BB_Q(1) Yeah, reason fucks up everything.

BB_A(1) I’m a father now, too. That magnifies all of that.

BB_Q(1) Are you aware of what the other artists are doing?

BB_A(1) I’m certainly aware of what people have done in past years. It’s a really challenging problem to try to overcome in that your work is up for only one night but it’s an event with a bunch of important people and your work is on display in a really important institution… but it’s table decoration. There are all these weird contradictions.

It’s kind of like Project Runway [in announcer voice]: “One night, $1,500, 700 guests. Your work will go on one table. What are you going to do?” It’s extreme parameters.

BB_Q(1) What else have you been working on?

BB_A(1) The last couple of years I’ve been stealing, appropriating and buying ideas from other artists. But the whole time I was working on that show at Lu Magnus, I just wanted to get back in the studio and make artwork. I was thinking about A Moveable Feast and those cats in the 20s, and there was a dialogue. It wasn’t about ownership of ideas, it was just like, “That’s a damn fine painting – I think I’ll make one like it.” They were just making nice paintings and nice sculptures, so I thought, I want to make some paintings and some sculptures.

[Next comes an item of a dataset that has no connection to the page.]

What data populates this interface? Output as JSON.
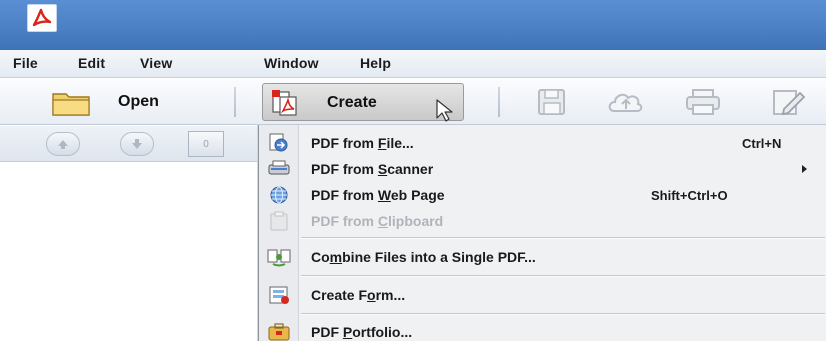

BB_Q(1) And how has that been going?

BB_A(1) I’m a terrible painter. I think I can make a good sculpture, but painting is impossible. It’s rare to have a really solid painting. Paintings are usually 8s or 9s. My best painting is a 2 or a 3 probably. So every year I make a couple paintings, thinking I have it in me to make a 6 or 7. Someday I’ll make one and I’ll show it – and people will be dumbfounded. I think it’s good for people with egos, like myself, to have a really humbling activity. I go teach two days a week at an international high school up in Queens. Those kids don’t give a shit about your ego, your career or your write-up in the New York Times, so that’s nice. For me, making paintings is another way to prove to myself I’m a really incapable artist.

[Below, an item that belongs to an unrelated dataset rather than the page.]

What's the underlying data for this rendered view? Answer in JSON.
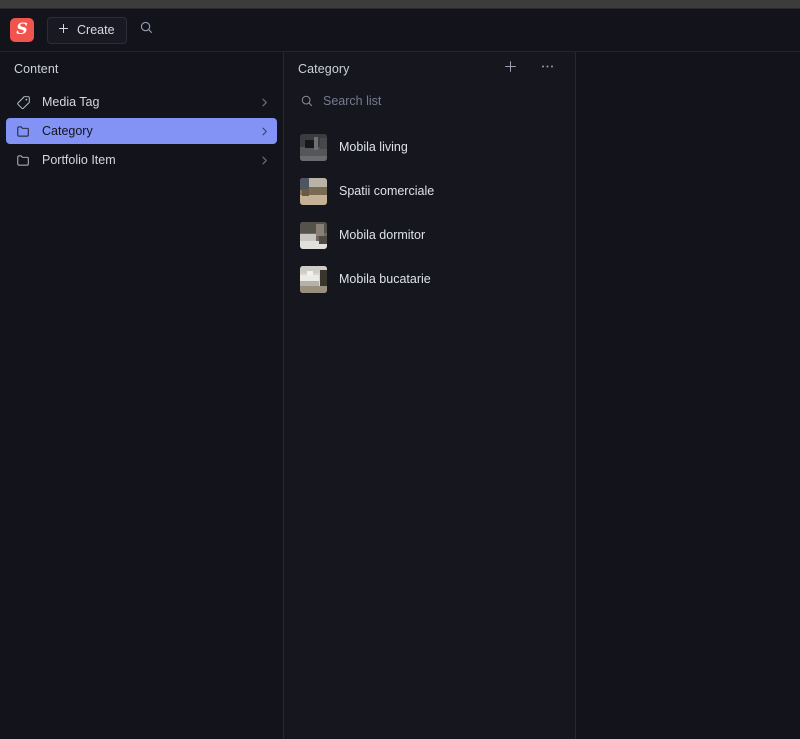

BB_Q(1) So the bad paintings. Anything else?

BB_A(1) A year ago I was buying ideas from artists. A buddy of mine came to my studio — he’s full of good ideas — he had an idea for a sculpture that I really liked. So I asked him if I could buy it from him and it was really expensive: $5,000. So I asked, “Do you have any $200 ideas?” And he had a whole book at home so he e-mailed me a bunch and I picked one out. It’s these Kanye West Shutter Shades venetian blinds.

BB_Q(1) That’s a great idea. That’s worth more than $200.

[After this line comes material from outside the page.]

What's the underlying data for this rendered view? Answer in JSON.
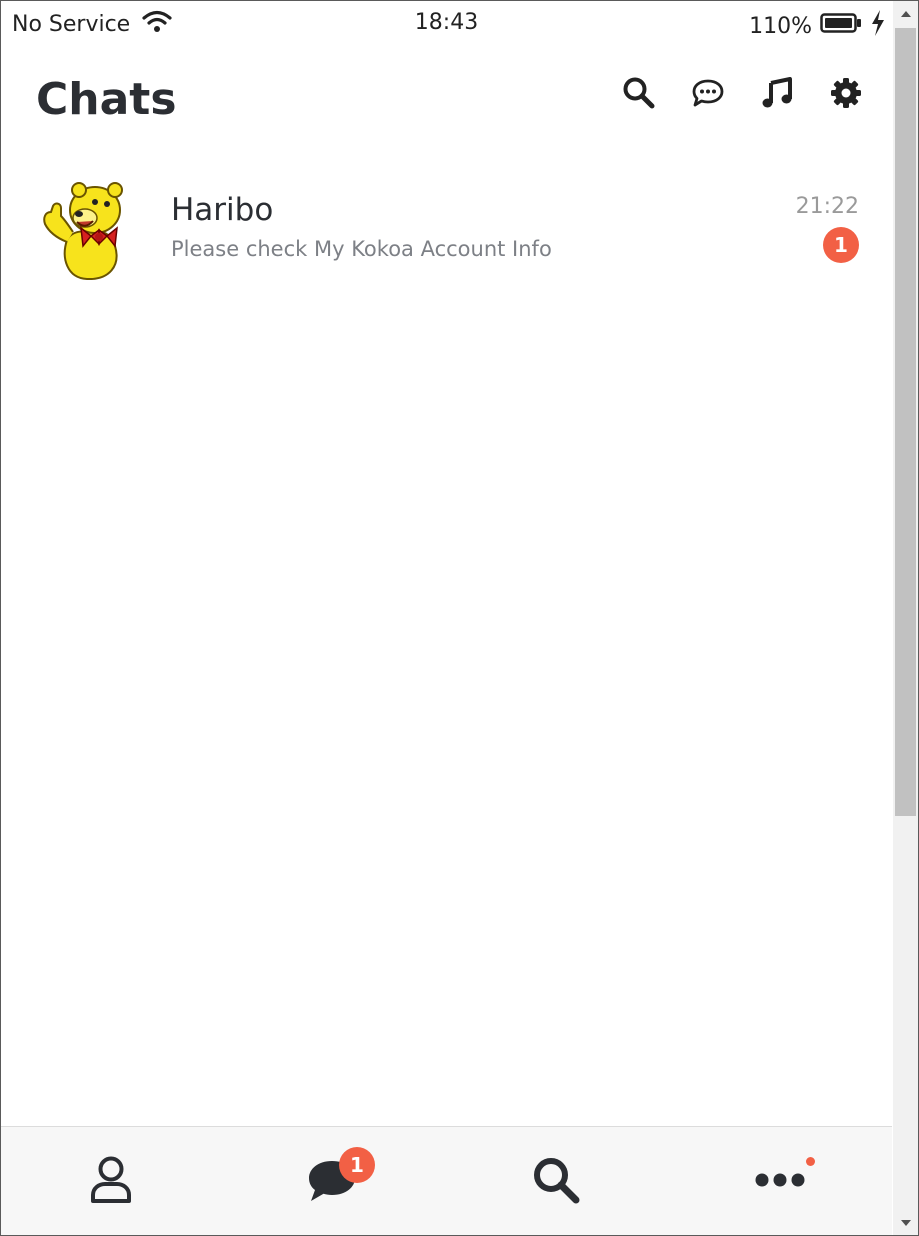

BB_A(1) It’s easier to judge other people’s ideas. All of my ideas are good… until they’re not. So for a while I was just buying ideas. Then I was seeing a psychic too – if someone who could predict the future could just tell me what I was going to make next, that would alleviate that whole part.

BB_Q(1) How did that turn out?

BB_A(1) It cost me a lot of money. Psychics are expensive, especially good ones. And, for the most part, no one can really predict the future.

BB_Q(1) You should just tell people a psychic told you to make these sculptures. It makes them more interesting.

BB_A(1) …I do lie a lot.

Adam Parker Smith has a solo exhibition at Ever Gold in San Francisco opening May 9. The Brooklyn Artists Ball is at the Brooklyn Museum on April 16.

Update: The number of artists appearing in the show was revised after a 17th was added to the bill.